I think the clinical factors that would drive my decision on choosing DN as an option would be if I were to make changes manually in pain/motion, but the effects were short lasting, or the manual intervention was taking too much of the treatment time. I would then consider asking another therapist at our clinic to dry needle that patient. There is not enough research to support DN for heel pain, but it may be the right intervention to help an individual who cannot completely eliminate the pain. For many of individuals who have had chronic plantar fasciitis, they have tried every orthotic, shoe, massage, stretch, tape, etc…I would think that most of them would be willing to try anything to help decrease their pain. I would also think that the patient would be more likely to buy in to DN if they were seeing positive results with manual trigger point massage. The limitations the authors state seem appropriate. The Pedro score was a 9/10 so I feel confident with their results. DN is a relatively new intervention for PT, so future CPG recommendations for this are not available.

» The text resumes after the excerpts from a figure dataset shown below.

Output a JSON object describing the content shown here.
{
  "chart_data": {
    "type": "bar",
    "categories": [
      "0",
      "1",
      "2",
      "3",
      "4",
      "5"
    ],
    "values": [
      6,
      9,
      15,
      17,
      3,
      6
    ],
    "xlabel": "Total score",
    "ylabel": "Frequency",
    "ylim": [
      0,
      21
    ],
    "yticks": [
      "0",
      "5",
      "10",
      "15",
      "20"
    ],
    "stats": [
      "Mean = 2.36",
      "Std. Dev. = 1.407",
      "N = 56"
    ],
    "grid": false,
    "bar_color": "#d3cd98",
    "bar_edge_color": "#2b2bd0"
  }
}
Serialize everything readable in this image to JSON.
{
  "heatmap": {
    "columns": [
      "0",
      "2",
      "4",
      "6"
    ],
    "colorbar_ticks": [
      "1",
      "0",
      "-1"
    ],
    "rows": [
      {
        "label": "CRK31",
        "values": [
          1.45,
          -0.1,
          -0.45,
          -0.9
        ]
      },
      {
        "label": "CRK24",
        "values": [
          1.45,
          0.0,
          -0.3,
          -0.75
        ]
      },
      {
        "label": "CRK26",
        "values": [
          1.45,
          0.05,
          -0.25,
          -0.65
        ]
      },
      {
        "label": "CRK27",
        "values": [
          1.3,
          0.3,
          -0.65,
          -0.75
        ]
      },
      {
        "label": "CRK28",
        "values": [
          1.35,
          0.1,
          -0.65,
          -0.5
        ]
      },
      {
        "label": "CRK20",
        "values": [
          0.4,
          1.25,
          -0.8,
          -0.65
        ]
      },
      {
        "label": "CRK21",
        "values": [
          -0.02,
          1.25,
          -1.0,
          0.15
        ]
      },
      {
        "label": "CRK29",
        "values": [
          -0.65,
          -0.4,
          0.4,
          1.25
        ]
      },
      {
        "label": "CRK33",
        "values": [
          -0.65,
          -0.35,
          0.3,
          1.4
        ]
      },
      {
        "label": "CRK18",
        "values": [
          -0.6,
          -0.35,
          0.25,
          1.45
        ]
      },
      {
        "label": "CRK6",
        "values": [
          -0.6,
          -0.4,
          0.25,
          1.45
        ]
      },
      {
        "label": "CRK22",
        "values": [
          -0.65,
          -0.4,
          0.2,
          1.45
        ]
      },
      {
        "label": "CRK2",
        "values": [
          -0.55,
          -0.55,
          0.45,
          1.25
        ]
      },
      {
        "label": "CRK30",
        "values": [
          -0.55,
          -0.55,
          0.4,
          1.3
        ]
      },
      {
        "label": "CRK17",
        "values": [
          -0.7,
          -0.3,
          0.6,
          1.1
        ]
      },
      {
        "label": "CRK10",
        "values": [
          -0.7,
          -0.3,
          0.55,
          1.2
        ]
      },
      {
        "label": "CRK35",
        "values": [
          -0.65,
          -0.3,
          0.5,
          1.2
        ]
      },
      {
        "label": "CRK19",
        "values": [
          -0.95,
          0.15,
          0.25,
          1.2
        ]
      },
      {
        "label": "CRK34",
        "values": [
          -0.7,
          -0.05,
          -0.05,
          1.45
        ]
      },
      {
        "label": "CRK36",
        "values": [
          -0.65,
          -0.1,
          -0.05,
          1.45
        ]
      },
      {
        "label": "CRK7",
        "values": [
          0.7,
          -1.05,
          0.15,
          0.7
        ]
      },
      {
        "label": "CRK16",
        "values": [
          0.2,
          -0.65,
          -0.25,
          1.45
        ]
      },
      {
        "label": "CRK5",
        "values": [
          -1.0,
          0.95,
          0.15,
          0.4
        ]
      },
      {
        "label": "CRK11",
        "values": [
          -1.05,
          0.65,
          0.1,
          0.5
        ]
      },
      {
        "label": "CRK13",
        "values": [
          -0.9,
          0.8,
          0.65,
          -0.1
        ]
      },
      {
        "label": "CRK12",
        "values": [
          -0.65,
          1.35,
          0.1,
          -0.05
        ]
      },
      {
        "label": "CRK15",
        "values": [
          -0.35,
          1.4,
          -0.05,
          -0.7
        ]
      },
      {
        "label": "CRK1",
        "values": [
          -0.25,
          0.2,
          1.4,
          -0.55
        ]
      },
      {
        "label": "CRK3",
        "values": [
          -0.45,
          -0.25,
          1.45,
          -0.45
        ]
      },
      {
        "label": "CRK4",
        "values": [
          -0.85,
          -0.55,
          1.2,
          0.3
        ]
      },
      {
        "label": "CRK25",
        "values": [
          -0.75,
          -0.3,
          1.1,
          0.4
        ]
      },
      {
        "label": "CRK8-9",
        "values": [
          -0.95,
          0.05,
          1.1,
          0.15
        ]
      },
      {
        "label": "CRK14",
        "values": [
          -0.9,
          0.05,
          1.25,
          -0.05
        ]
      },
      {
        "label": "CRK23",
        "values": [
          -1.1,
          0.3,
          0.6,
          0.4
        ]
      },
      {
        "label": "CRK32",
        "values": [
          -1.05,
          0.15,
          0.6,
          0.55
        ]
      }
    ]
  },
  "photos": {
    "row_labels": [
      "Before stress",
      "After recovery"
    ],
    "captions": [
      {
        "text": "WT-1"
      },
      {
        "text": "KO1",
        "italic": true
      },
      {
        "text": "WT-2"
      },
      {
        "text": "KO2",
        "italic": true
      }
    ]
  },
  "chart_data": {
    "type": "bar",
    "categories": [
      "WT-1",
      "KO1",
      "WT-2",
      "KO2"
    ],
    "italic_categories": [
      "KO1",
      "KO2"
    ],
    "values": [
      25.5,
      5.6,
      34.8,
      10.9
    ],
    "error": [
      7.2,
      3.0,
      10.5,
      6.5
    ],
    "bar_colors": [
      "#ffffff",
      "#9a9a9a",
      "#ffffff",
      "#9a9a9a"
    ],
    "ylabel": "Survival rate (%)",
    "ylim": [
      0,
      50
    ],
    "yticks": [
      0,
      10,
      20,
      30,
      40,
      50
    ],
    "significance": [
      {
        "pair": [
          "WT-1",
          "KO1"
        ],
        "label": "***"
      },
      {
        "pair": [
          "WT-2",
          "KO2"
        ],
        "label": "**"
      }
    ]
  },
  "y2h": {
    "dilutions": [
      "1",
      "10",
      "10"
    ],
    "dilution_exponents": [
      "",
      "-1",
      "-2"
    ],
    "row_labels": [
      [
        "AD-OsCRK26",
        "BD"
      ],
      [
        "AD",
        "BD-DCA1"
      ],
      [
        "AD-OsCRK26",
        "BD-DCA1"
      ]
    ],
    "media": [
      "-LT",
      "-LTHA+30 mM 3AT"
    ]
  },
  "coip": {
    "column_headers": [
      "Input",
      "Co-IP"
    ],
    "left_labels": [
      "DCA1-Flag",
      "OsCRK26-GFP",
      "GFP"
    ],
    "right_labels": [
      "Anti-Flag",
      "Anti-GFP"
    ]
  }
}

After reading some of these articles posted, I feel like I have a better idea on how to layer treatment approaches for plantar fasciitis. I might start considering using DN, orthotics, and plantar fascia off-loading education for short term pain reduction early on in the plan of care followed up by long term stretching/strengthening/mobilization. Since this tissue can take a long time to heal for chronic cases, maybe our best bet is to decrease their pain in 6 weeks or so and get them on a 6-12-month self-management strengthening/stretching program. Just a thought, would love to hear other’s take on this.